«Je ne puis marcher ... il m'est impossible de vous suivre, répondit en sanglottant la pauvre Lilla.»
«Eh bien, je vais t'aider, dit Victoria, en la saisissant par le bras, et l'enlevant durement de terre. Alors, elle l'entraîna par l'ouverture de sa prison, sans égard pour ses pieds meurtris par la dureté des pierres sur lesquelles elle marchait; mais la pauvre victime ne pouvant plus aller, tomba à ses pieds.

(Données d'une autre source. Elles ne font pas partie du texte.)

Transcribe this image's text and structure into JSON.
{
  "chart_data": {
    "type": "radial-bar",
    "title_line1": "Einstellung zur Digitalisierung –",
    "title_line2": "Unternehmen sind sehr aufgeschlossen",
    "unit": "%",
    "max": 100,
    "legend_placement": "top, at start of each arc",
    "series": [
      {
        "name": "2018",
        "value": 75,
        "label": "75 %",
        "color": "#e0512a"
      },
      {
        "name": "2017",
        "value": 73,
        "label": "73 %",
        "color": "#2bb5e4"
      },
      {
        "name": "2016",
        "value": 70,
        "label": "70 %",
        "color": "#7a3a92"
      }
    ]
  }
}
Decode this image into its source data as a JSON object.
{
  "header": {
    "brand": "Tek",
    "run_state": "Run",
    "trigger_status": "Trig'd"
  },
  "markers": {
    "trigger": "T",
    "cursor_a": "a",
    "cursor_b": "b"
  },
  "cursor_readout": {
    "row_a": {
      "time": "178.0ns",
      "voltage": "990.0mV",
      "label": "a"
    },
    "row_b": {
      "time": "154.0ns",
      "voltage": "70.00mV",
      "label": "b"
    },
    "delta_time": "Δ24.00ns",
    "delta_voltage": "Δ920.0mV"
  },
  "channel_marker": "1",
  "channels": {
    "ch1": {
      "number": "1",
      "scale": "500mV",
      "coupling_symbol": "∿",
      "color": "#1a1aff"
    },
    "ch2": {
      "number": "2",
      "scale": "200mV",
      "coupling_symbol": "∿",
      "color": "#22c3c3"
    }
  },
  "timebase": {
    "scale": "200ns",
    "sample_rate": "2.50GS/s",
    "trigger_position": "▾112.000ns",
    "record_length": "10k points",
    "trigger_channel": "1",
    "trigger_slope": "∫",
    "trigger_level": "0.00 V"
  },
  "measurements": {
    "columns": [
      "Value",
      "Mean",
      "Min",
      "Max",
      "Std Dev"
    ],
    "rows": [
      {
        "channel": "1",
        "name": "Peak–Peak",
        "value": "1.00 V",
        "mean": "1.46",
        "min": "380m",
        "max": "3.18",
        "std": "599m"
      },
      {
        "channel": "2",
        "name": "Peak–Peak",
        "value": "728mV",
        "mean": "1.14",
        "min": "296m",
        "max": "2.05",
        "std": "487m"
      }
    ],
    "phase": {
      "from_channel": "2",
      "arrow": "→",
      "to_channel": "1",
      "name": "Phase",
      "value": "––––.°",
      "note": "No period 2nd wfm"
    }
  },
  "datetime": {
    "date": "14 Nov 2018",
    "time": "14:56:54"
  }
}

«Maintenant, regarde, dit la cruelle femme!... Un abîme était devant elle, et un torrent, fuyant à travers les cavités immenses de la montagne, s'y précipitait avec fureur. Vois-tu, belle séductrice, adorable Lilla, que rien au monde ne pouvait arracher du cœur d'Henriquez, devine-tu le sort qui t'attend?»
«Oh! grâce, grâce, je vous en prie, Madame, dit Lilla en s'attachant étroitement à Victoria. Oh! je vous en supplie, ne me tuez pas. Rappelez-vous que nous avons été amies, compagnes. Je vous aimais, Victoria! je vous croyais si bonne!... mais à présent je vous crois l'esprit égaré, et je vous aime encore ... chère, chère Victoria, revenez à vous. Si belle, si spirituelle ... non, vous ne sauriez assassiner une pauvre fille abandonnée du monde entier ... non, non, cela n'est pas dans votre cœur sensible.»
«Ton babil ne m'appaisera pas, te dis-je. N'as-tu pas été aimée exclusivement d'Henriquez?»
«Henriquez!... ah! oui, il me semblait ... mais ... mais où est-il maintenant, Victoria?»
«Il est mort! mort, dit-elle avec un rire d'enfer. Allons, prépare-toi à le suivre.»
«Mort! ah! femme cruelle, c'est toi, sans doute, qui l'as assassiné.»
«C'est plutôt toi, misérable, c'est ta frivole image qui a plongé une épée dans son sein. Cesse donc de parler, ou, par le ciel, je te précipite au bas de ce rocher.»
«O! Henriquez! tu n'existes donc plus!... cela est; car, vivant, tu n'aurais pas cessé un instant de chercher ta Lilla, et le ciel eût permis que tu découvrisses l'horrible caverne ou l'on ma renfermée. Eh bien, il n'est plus de bonheur pour moi qu'en quittant la vie.»